Even though corporate America and its biggest lobbying groups have long clamored for a complete update to tax laws, divisions among them are inevitable. In short, it’s not a matter of if, but when. And opponents of a tax overhaul, including Democrats, will seek to exploit those divides to derail the package.
“We think the greatest threat to tax reform are all the special interest tax deductions and loopholes,” said Tim Phillips, president of Americans for Prosperity, a grass-roots and advocacy group funded by Charles and David Koch. “K Street is mobilizing to defend these special interests.”
Phillips said he’s encouraged by recent congressional meetings, including one with Ways and Means Chairman Kevin Brady. Phillips said the Texas Republican is committed to ending special interest carve-outs in exchange for reducing the corporate tax rate from 35 percent to 20 percent — something the nation’s business interests are, in theory, in favor of.
But the business community already fought a brutal campaign against a proposed border adjustment tax — a signature idea backed by Speaker Paul D. Ryan and Brady that would have helped raise money to pay for the overhaul. Retailers and conservative groups, including those in the conservative Koch brothers network, were willing to risk the overhaul effort to fight the BAT. They successfully forced House, Senate and White House leaders to scrap the idea in July.
Now conservative groups and business lobbies say they are working to smooth over the coming divides. The stakes, they say, are unbelievably high.
It’s not likely to be so simple.
“The business community is not monolithic,” said Jade West, a Republican and senior vice president of government relations for the National Association of Wholesaler-Distributors. “At the moment, everybody is getting along very nicely, and we will until we see the specifics.”
Those details may quickly unravel the comity on K Street.
“There become winners and losers as to how people view this tax package,” said former Rep. Thomas M. Reynolds, who served on Ways and Means and is now with Holland & Knight. “There will be a scramble going on there. Strategies will be formed to figure out what’s in the best interest of the client.”
The National Association of Realtors has raised its concerns that the proposed doubling of the standard deduction would render the mortgage interest deduction mostly useless, a potential threat to its industry.

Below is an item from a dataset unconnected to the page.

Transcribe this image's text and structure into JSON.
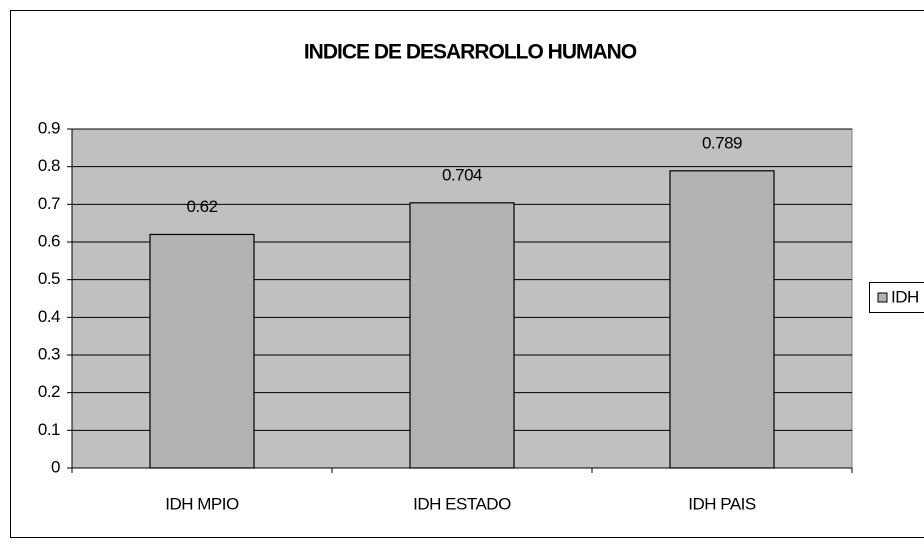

Meanwhile, lobbyists for state and local governments have blasted a possible proposal to eliminate federal deductions for taxes paid to state and local governments.
Additionally, smaller businesses are worried about whether they’ll benefit from a decrease in tax rates.
Still, signs of cooperation and collaboration exist.
Phillips, for example, said he has been meeting with business organizations such as the National Association of Manufacturers, the U.S. Chamber of Commerce and the American Action Network, which aligns with House Republican leadership.
Chamber president Thomas Donohue offered a warning for his colleagues, as well as those on Capitol Hill: “I urge the business community and members of Congress to refrain from taking shots at individual provisions.”
The detente is unlikely to last.
“My job isn’t to sell the House or Senate proposal to my members,” said West of the wholesalers group. “My job is to present the views of my members to the House and Senate.”